Set in New York City, TerreFarm Lab seeks to rethink what is salubrious about the city, in both its forms and its life, by reflecting on the consequences of a fundamentally new level of sustainability. We will base our investigations on one illuminating hypothesis: in the future New York will grow to be self-sufficient in its critical necessities. In particular, we will observe a series of specific technical, urbanistic, and architectural strategies not simply for the food production required to feed the city, but the possibilities of diet, agriculture, and retrofitted facilities that could achieve that level within the constraints of the local climate.

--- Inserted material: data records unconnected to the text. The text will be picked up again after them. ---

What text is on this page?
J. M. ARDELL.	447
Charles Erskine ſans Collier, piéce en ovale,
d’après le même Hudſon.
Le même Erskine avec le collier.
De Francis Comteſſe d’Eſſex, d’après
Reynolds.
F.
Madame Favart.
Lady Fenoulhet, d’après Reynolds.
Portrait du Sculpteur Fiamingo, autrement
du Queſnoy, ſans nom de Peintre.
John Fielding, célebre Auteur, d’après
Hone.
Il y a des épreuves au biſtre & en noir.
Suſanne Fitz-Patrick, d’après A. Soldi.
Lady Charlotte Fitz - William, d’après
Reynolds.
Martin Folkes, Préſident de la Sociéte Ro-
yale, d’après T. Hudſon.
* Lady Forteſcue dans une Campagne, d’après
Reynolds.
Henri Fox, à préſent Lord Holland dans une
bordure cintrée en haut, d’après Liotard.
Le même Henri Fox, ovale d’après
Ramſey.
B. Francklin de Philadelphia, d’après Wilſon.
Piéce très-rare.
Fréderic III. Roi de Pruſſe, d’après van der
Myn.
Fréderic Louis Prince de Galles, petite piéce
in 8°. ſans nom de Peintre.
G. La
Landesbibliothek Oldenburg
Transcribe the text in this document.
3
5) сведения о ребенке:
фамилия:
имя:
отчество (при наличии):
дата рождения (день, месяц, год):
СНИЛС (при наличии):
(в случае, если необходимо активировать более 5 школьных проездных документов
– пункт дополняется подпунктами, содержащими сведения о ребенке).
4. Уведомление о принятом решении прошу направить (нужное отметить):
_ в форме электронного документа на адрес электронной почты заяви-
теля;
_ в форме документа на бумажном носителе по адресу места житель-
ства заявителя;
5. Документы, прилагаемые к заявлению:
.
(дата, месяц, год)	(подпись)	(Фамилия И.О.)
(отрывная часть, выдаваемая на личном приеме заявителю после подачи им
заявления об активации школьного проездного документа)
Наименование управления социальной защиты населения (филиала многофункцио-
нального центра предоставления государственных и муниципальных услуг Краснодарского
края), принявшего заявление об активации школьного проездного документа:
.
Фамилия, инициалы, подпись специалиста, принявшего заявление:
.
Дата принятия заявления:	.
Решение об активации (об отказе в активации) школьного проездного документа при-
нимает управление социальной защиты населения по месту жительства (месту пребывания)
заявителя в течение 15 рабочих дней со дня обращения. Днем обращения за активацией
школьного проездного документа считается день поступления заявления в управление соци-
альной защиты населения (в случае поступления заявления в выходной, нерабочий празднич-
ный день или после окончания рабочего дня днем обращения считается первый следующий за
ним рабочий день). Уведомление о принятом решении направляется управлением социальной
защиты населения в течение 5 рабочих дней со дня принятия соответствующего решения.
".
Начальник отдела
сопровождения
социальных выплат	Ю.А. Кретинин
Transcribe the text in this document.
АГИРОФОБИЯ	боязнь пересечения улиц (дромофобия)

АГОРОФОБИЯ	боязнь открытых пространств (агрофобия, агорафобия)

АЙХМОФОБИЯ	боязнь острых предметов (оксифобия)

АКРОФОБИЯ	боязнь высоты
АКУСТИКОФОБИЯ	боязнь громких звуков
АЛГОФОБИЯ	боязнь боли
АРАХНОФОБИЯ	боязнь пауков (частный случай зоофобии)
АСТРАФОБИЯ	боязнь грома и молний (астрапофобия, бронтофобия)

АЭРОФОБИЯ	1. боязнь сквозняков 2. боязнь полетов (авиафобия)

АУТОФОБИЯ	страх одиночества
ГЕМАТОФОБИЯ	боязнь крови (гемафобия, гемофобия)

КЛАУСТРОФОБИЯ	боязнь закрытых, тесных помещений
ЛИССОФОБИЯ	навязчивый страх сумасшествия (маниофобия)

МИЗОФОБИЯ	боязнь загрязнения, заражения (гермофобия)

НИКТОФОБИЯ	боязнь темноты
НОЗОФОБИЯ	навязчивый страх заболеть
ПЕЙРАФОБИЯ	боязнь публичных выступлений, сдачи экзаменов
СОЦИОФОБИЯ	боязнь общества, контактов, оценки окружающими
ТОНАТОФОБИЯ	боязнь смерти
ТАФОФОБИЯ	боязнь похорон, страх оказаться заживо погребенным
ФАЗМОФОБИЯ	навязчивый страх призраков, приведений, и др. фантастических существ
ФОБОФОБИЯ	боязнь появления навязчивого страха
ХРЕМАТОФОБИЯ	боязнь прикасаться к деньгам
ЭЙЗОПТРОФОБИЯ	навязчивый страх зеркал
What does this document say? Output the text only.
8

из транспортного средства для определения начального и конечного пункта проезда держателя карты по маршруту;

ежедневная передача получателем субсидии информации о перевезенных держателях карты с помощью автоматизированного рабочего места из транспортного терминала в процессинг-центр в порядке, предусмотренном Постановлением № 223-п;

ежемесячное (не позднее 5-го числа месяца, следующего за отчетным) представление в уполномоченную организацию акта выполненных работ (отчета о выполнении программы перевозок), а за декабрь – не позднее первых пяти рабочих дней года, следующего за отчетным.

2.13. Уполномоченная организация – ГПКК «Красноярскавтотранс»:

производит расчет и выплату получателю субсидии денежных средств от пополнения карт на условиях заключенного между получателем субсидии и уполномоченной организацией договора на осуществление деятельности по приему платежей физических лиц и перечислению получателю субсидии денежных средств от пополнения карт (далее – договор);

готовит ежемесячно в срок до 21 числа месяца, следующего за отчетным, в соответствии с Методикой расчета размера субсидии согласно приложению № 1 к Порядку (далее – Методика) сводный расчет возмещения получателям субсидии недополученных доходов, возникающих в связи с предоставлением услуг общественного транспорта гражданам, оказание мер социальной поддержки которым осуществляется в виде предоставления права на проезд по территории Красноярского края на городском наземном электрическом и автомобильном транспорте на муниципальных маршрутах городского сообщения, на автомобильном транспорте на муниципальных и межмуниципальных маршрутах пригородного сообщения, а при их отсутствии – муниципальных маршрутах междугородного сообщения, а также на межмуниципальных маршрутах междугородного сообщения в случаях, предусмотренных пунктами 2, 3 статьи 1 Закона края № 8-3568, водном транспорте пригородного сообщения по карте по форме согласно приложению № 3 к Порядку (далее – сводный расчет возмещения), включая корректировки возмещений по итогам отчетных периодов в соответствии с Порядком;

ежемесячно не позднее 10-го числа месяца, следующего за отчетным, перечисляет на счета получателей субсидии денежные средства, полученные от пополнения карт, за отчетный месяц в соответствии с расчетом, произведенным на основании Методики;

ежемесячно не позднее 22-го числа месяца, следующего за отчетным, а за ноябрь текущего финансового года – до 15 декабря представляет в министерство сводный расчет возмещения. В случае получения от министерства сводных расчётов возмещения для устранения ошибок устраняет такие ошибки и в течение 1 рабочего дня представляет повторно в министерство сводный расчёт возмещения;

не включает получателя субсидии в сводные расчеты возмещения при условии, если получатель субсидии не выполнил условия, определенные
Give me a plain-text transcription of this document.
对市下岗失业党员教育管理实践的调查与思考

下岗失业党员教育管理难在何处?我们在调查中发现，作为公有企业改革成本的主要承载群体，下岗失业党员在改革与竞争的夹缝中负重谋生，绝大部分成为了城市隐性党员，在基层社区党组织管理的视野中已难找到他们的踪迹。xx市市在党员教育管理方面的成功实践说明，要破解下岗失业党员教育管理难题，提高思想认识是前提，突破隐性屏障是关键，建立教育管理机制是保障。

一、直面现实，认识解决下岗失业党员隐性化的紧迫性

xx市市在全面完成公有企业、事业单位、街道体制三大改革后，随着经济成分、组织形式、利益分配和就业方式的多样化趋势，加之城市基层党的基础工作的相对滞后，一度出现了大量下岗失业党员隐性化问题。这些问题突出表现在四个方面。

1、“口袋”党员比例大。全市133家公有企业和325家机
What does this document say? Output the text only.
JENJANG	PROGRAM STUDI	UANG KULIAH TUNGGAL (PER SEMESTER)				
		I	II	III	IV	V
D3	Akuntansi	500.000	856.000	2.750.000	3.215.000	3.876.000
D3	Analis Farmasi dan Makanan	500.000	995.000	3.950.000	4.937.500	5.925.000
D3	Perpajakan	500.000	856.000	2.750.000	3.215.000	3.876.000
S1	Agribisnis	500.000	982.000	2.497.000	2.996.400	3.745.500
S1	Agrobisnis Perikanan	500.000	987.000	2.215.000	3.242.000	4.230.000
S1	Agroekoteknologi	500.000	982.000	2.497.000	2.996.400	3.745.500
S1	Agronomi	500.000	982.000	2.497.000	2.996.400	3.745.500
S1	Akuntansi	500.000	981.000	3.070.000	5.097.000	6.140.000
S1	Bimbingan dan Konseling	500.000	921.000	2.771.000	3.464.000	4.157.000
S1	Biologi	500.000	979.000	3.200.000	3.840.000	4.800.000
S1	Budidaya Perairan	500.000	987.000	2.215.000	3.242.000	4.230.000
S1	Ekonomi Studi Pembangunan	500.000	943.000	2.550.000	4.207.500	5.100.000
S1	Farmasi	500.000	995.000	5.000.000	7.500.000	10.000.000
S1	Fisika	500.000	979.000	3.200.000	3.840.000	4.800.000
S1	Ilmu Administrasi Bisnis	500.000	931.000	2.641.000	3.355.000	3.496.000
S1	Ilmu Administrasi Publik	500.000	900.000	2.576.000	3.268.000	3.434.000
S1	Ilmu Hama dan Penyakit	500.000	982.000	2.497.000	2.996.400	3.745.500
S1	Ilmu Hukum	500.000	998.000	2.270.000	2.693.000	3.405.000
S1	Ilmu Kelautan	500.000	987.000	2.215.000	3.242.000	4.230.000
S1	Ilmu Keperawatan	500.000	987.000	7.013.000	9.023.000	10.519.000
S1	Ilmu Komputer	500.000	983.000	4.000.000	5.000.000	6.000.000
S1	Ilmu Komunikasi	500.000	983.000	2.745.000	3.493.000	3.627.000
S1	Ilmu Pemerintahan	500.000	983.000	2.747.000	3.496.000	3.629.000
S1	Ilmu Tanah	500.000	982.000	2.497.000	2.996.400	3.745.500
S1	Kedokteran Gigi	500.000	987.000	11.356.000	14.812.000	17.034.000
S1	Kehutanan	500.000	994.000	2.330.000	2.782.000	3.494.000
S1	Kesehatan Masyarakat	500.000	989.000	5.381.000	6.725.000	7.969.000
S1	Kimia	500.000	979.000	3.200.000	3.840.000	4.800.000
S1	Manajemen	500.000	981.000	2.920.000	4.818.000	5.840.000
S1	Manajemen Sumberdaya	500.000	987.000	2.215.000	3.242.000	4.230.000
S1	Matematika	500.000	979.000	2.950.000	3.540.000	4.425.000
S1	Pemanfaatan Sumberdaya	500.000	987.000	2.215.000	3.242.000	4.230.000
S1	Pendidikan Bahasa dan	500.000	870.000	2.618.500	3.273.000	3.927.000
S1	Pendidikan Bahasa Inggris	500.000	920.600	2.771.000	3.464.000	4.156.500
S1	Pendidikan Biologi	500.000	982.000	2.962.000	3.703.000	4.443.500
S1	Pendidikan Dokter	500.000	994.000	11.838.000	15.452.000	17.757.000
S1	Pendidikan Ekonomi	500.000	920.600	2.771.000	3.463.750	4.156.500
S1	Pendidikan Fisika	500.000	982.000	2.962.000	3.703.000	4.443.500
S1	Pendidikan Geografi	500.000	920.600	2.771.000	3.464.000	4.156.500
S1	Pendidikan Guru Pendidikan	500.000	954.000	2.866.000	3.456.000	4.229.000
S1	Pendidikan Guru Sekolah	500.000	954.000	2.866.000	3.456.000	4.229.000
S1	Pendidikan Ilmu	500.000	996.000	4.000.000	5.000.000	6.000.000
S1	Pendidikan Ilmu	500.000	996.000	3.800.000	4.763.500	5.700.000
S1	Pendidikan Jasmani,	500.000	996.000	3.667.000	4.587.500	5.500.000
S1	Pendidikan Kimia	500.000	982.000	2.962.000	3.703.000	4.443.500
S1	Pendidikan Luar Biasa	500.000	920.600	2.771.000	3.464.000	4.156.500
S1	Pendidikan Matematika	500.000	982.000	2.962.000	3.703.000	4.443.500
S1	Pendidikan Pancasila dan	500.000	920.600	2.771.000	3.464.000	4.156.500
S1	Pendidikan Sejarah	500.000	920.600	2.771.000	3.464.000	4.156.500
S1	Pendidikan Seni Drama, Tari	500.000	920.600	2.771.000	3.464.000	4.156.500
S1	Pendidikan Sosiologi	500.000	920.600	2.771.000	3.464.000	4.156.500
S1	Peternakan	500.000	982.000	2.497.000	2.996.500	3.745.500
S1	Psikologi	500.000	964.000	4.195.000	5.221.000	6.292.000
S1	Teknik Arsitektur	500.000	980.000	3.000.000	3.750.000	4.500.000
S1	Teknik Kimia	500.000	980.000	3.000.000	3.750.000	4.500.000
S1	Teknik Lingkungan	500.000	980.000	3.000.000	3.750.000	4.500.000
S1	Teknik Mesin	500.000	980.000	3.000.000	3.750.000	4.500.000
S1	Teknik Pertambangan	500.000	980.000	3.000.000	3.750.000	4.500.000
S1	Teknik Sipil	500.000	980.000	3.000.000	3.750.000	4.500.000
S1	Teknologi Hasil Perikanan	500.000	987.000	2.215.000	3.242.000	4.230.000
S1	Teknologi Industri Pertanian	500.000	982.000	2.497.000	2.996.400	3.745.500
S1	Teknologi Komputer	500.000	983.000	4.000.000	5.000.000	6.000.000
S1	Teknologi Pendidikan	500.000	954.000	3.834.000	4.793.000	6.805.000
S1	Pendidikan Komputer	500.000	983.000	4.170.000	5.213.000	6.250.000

Run by Dr. Mitchell Joachim and Terreform 1
From his website: "Dr. Joachim is a leader in ecological design and urbanism. He is a Co-Founder at Terreform ONE and Terrefuge. He earned a Ph.D. at Massachusetts Institute of Technology, MAUD Harvard University, M.Arch. Columbia University, and BPS SUNY at Buffalo with Honors. Mitchell is an Associate Professor at NYU and previously at Columbia University, Syracuse University, Parsons, The New School for Design, Washington University, and the Frank Gehry Chair at University of Toronto. He was formerly an architect at Gehry Partners, and Pei Cobb Freed. He has been awarded fellowships at TED2010, Moshe Safdie Assoc., and Martin Society for Sustainability at MIT. He won the History Channel and Infiniti Excellence Award for City of the Future, and Time Magazine Best Invention of 2007, Compacted Car w/ MIT Smart Cities. His project, Fab Tree Hab, has been exhibited at MoMA and widely published. He was chosen by Wired magazine for "The 2008 Smart List: 15 People the Next President Should Listen To". Rolling Stone magazine honored Mitchell in "The 100 People Who Are Changing America". In 2009 he was interviewed on the Colbert Report."